I started the Atkin's Diet today in preparation for my surgery on November 19th. I'm hoping I can last on this diet until then!! LOL Without carbs and just protein with some veggies, it's going to be a rough road for 2 weeks. If I can just last, I'll get the lapband and won't have to worry about being hungry all the time. Right now, I'm starving and I've already had breakfast and lunch! Any suggestions on what I can eat on Atkins without ruining my carb count? I can't have more than 20 grams of carbs per day. :cursing:
I’m getting the lapband! I’ve struggled with my weight since I was 18 years old, after a broken bone in the ball of my foot kept me on crutches for 6 months. I’ve been able to get down to my ideal weight twice, and come within 1 dress size of my ideal weight 3 times, but have never been able to achieve permanent results. Recently, I began to worry that I would die young as a result of my weight because I had a couple of scares due to mild activity like climbing up the stairs at the theater and dancing one song. Both times, my heart-felt like it would jump out of my throat and I had an asthma attack. I’m not an asthmatic! Then a friend of mine told me about the lapband and said that her insurance covered it. She encouraged me to make an appointment with the True Results office and they would check into insurance coverage for me, with the first consultation being free. I figured I had nothing to lose, so I made the appointment. I was thrilled to discover that my insurance would cover it, but disappointed that I had a 3 month waiting period to qualify. A few days later, I received a phone call from the patient advocate who apologized because they got the wrong insurance information, but that my insurance did NOT have a waiting period and we could get started right away! October 11, 2010, I completed all my test requirements and a sleep study, so now it’s just waiting to hear back from the insurance company and if all goes well, I will have my surgery on November 19, 2010!! I’m so excited and ready to make a change, but I know I can’t do it without help this time and help with keeping the weight off once I’ve reached my goal. This is the singing, Kung Fu fighting, poker playing president and found of the Hispanic Network of Austin, signing off....

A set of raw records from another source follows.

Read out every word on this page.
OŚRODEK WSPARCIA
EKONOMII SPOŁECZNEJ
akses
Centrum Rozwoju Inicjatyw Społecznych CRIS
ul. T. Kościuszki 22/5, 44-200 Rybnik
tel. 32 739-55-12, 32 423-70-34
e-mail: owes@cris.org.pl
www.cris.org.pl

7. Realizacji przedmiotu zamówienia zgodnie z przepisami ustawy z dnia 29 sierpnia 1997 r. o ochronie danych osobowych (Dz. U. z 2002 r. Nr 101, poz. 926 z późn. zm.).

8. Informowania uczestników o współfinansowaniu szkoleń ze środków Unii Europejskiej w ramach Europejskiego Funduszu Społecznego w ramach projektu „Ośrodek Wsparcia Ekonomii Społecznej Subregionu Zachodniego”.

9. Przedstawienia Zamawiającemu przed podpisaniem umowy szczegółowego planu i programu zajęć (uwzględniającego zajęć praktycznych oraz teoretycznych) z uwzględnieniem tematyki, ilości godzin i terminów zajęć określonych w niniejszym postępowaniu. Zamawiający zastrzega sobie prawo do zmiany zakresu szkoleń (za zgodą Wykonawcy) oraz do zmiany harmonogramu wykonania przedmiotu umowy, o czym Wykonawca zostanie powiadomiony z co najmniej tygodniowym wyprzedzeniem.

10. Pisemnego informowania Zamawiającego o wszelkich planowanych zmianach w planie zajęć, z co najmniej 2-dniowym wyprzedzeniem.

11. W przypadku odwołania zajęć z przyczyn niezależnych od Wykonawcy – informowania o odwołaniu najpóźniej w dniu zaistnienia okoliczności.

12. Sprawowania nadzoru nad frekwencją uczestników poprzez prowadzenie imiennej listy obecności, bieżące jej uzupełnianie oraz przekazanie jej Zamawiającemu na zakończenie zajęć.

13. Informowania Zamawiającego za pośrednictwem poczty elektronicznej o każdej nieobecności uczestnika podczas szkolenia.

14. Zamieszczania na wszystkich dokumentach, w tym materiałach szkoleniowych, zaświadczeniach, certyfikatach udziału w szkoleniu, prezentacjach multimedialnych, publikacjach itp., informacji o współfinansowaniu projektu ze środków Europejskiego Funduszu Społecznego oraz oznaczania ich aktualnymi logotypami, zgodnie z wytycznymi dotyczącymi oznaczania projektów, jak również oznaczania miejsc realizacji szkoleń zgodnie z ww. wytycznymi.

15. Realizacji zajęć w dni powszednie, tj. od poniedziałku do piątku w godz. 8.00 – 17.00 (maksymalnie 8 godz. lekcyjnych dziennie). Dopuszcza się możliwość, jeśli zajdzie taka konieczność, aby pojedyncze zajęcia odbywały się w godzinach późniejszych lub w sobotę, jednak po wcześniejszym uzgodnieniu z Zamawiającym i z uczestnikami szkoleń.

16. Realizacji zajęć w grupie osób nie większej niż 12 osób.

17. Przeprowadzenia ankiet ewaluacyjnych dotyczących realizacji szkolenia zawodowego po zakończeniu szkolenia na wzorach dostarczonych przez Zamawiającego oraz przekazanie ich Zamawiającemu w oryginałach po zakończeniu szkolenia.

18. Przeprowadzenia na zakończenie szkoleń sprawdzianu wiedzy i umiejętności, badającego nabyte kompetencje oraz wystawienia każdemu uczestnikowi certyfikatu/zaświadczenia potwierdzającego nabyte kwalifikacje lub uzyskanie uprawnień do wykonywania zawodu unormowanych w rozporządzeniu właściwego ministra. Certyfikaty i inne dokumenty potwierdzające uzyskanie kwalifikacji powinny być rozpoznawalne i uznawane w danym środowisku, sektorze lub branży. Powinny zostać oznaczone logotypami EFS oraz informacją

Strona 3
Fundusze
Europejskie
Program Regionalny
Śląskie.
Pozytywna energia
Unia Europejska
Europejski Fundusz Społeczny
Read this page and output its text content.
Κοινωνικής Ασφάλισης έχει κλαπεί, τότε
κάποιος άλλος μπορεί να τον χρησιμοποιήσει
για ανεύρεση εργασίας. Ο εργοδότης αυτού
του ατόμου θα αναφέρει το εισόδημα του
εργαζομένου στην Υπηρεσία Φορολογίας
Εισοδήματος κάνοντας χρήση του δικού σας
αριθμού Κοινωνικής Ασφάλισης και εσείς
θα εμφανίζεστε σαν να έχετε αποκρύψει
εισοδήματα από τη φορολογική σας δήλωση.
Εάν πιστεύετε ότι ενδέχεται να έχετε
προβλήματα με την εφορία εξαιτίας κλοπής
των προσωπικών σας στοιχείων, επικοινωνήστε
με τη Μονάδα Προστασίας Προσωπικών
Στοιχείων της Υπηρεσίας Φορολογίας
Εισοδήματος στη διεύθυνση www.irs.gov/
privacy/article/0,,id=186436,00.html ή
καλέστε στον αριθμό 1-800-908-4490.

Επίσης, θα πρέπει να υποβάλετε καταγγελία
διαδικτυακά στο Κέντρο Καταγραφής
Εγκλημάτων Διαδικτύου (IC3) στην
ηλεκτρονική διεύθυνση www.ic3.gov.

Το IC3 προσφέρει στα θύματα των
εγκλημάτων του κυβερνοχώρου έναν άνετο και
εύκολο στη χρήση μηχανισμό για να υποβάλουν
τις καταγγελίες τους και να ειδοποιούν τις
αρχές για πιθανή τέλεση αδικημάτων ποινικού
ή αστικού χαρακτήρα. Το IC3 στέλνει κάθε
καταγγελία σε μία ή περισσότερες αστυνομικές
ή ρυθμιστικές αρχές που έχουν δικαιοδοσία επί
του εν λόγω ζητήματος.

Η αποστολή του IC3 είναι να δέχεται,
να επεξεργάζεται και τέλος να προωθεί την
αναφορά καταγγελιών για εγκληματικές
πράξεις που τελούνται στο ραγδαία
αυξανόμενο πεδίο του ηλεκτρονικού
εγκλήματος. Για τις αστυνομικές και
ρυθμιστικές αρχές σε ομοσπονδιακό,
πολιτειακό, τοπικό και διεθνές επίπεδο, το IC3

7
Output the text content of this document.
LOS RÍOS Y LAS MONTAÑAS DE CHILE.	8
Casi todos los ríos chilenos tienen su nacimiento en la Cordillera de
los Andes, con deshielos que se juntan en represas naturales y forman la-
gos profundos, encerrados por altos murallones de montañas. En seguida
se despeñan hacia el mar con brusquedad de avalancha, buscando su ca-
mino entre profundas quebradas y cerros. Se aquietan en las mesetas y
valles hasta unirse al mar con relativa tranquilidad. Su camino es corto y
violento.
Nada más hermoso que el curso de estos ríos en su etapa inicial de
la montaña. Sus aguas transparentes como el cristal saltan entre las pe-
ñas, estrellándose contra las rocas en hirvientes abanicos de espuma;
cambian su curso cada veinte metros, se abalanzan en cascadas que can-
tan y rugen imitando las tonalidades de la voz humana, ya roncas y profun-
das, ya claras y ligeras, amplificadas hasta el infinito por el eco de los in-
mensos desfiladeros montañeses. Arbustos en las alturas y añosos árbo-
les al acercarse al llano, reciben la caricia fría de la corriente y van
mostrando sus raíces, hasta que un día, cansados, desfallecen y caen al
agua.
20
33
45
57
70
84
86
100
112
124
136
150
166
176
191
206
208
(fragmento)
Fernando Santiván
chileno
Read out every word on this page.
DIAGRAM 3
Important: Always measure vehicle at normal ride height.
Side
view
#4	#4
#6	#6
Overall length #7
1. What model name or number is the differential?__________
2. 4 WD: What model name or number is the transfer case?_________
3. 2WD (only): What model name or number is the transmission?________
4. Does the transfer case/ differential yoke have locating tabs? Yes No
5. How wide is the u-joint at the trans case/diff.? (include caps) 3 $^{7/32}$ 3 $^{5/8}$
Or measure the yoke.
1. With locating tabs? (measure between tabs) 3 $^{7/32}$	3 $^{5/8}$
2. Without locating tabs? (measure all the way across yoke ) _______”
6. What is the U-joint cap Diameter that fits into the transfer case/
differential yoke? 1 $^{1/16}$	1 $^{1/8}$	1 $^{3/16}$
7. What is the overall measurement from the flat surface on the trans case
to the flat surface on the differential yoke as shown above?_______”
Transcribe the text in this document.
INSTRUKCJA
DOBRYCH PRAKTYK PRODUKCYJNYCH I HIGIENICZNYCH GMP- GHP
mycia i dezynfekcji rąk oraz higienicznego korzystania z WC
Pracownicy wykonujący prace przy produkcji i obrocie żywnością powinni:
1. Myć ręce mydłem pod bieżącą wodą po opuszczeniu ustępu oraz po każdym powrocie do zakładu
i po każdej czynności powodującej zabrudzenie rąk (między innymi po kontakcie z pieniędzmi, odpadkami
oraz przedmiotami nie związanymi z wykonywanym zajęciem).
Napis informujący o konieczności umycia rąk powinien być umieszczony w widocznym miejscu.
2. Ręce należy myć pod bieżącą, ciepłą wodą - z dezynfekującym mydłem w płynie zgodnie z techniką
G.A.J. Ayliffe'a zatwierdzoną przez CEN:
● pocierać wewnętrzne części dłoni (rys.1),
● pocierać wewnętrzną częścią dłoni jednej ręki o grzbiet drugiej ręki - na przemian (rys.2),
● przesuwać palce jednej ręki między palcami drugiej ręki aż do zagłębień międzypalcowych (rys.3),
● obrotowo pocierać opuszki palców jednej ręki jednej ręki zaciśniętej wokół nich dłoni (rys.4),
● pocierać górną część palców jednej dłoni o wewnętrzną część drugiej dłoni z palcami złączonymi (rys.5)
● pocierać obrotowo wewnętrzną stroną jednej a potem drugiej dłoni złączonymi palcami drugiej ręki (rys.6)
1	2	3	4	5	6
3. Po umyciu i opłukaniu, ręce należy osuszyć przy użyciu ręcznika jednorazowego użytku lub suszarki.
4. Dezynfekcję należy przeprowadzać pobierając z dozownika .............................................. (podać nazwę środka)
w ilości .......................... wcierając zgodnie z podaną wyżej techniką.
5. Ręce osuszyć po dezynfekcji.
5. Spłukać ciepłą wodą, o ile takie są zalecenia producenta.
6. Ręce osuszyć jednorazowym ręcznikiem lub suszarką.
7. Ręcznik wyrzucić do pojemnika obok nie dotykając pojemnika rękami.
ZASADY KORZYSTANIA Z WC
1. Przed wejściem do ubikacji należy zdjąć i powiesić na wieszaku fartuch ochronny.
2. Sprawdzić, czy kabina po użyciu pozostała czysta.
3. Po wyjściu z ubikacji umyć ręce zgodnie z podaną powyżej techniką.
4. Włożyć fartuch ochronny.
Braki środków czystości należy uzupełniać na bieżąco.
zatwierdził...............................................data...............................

Today was a nerve-racking day! :smile2: I had some very back news today of someone who was once married into our family that committed suicide last night. It was so sad because this poor guy had no one who loved him. Even his own mother denied she was his mother and wasn't planning on burying him. I had to keep it together because I had my networking luncheon today called the Hispanic Network of Austin with 50 people coming to network. While I was setting up for the luncheon, I got more updates on my surgery with the location of the hotel that True Results is putting us up in because the surgery is in another city. I'm trying to write this down, set up, and NOT cry. I was nervous knots all day!! I felt off my game at the luncheon, but it was still a GREAT luncheon! One of my acquaintances, who's fast becoming a friend, was SO supportive and wants to meet with me before my surgery and visit me post-op. She had gastric bypass before the lapband was an option, so she understands me and what I'm about to go through. I'm so grateful for her and I hope I'll be able to count on her when I need encouragement. The surgery is next Friday and I'm so excited and so scared all at the same time. Is that normal? I don't know, but it's something I must do for myself and my health. My mother-in-law is so funny. She's visiting with us and not from this country. Where she comes from, there just aren't a lot of obese people, so she can't understand why I'm getting surgery. Why can't I just eat salad? LMAO!! :lol:If it was that simple, I would have done that by now! My husband's so supportive and I'm very fortunate in that sense. He has always taken such good care of me and has seen me through some difficult health situations. He curses me back to health, but I know he worries about each time I get sick. I'm hoping that my health will improve now and he won't have to worry so much.
I had my sleep study done and I have sleep apnea. Great! I didn’t believe it and thought the kids doing the study were just way to young to perform this properly! They kept waking me up and I don’t feel I slept as much as they claim because the electrodes on my head were coming off and they had to keep coming in to squeeze them back on and then replace them altogether, so to say I slept 5.7 or the 6 hours I was there is WAY off! The bad thing is that I have to go back again tonight for another sleep study, this time with a mask on my face. Then I have to get a prescription and go pick one up or they won’t do my surgery without it. This really sucks because I have no intention of using it and it will most likely correct itself anyway with the weight loss. But, I have to do it for now to get the band. My husband says he’s never heard anything to alert him during the night and he’s had times where he couldn’t sleep and was up while I slept and not a peep!
I got approved for my lapband procedure over the weekend and it’s set for November 19th. Unfortunately, I have to travel 2 hours to San Antonio for the surgery, but they’re putting me up in a hotel the night before. It’s the drive back after surgery I’m concerned with. I hope we make it back without a hitch and I wish they had told me this upfront.
I’m nervous and excited, but it really has to be done. I clearly cannot lose the weight on my own. I made a bucket list of food and have been checking them off as I eat them because I’m not going to be eating those foods again, by choice! The band will help, but it won’t do all the work for me. I’ve resigned myself to the fact that this is a lifetime committment and I have to be in it to win it!